Nov 05, 2012, Jayanthi Madhukar
Radha Thomas likens her first book to delivering a baby. And as Men On My Mind forays into the published world, she confesses to being on tenterhooks, awaiting the reaction to it. “At least, a new-born baby is something everyone will love on first sight. Hopefully, the reaction to my book will be the same,” says Thomas.
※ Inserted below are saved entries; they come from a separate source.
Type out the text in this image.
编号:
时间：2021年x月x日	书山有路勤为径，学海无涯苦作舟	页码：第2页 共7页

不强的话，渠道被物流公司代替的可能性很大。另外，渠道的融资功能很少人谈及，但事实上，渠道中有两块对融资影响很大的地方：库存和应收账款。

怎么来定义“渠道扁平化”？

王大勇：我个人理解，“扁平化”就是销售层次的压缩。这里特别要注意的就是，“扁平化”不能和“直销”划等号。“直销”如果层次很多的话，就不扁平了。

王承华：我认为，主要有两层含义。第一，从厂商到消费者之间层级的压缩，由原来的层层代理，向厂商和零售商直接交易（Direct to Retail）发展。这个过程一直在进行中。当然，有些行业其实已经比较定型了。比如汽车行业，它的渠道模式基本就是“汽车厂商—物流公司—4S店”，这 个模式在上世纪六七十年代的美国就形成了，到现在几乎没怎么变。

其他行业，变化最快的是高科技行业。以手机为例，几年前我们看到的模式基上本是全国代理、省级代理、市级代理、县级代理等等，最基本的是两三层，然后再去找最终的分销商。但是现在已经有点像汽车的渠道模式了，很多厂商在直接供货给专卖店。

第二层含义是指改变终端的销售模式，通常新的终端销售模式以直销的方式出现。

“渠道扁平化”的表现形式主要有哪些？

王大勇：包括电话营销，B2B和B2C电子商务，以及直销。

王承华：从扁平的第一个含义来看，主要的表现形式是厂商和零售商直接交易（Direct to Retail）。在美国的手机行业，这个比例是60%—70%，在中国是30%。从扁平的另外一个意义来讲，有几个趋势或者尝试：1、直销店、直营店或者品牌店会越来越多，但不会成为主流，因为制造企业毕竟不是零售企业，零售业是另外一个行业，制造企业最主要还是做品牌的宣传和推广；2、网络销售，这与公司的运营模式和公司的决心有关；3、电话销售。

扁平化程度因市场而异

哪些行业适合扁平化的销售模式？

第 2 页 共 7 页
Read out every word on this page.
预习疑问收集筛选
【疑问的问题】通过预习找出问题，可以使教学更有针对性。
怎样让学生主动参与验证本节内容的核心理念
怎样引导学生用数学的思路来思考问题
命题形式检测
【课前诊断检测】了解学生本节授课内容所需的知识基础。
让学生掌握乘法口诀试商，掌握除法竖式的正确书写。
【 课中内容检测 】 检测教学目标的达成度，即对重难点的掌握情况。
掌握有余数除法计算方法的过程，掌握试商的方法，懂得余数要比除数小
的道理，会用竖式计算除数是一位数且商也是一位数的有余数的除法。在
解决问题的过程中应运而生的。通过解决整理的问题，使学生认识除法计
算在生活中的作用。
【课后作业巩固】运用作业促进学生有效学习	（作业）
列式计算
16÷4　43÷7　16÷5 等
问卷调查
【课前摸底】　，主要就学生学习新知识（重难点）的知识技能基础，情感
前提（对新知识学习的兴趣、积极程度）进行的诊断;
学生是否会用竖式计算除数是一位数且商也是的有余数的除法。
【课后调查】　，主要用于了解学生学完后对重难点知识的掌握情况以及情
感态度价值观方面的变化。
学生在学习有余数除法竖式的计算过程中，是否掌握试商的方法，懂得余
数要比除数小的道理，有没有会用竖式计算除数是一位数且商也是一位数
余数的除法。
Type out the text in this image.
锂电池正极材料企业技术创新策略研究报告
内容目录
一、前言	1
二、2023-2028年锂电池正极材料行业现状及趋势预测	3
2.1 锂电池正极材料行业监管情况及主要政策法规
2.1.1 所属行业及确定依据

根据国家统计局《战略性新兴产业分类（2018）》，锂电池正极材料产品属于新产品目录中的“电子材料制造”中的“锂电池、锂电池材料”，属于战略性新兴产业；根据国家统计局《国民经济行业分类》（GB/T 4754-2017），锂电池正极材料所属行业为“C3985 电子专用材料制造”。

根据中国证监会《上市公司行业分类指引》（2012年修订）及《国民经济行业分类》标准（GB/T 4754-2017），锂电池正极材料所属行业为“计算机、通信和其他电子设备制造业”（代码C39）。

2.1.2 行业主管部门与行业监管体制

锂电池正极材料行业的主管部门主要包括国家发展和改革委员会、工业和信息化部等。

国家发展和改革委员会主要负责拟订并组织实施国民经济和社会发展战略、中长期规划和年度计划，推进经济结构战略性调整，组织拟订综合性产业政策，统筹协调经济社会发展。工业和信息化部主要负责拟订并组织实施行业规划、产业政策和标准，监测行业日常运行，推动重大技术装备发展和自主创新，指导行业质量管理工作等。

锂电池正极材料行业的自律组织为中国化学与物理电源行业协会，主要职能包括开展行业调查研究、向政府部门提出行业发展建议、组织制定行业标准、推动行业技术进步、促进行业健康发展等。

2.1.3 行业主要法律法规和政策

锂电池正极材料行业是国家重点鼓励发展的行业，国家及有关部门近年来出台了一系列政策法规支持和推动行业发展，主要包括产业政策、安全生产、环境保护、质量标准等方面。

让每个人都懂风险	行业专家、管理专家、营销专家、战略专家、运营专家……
Most would recognise Radha Thomas as the city-based jazz singer with her band UNK and quite a few would recognise her as a columnist writing in a humourous vein about the way men and women see each other in Between The Sexes. Since her primary interest has always been writing, the column writing veered her towards the first book. “I mulled over writing the book for a while, but the writing process itself was just six months,” says Thomas.The book is a light peek into the mind of a young girl whose innocent curiosity about boys as a seven-year old meanders into having sex with the perfect boy in her hormoneheavy teenager stage. This book details the girl’s search, “which is not done in a conscious manner although it occupies her mind” as she travels the world. Incidentally, the search for the ‘perfect’ boy proves to be harder than she had imagined.
Men On My Mind has description of places around the world, obviously drawing from her experience as a tour guide when she was in her twenties. “I travelled a lot, mainly for free which was the perk of my job, but NO,” she stresses, denying the next unspoken question, “this book is no way my autobiography!”
Shuttling between two creative genres (writing that requires her behind- the-scene presence and singing which is to be right in front of the audience), Thomas has always enjoyed both roles. She is already on the second book of the three-book series which will detail the experiences of the protagonist from her teens to forties-fifties.
“I want people to roar with laughter when they read my book. Indians have always been seriousminded and nowadays, there seems to be a bit of humour seeping in,” says Thomas. Her idol is the humourist and novelist PG Wodehouse whom she admires for the “clever use of words and evoking a fun, humourous image with seeming ease yet with perfect skill”. And although the tone of the book is light-hearted, Thomas says there is a place for seriousness as well. “In many ways, it is about life and the choices we make.”Her book has already been touted as ‘wickedly funny’. And does ‘it’ happen? “Oh yes, but telling anything more will be giving away too much,” she demurs. Only thing that she will say is “you would think the girl will be happy but…” Welcome to the real world wherein there is always a ‘but’.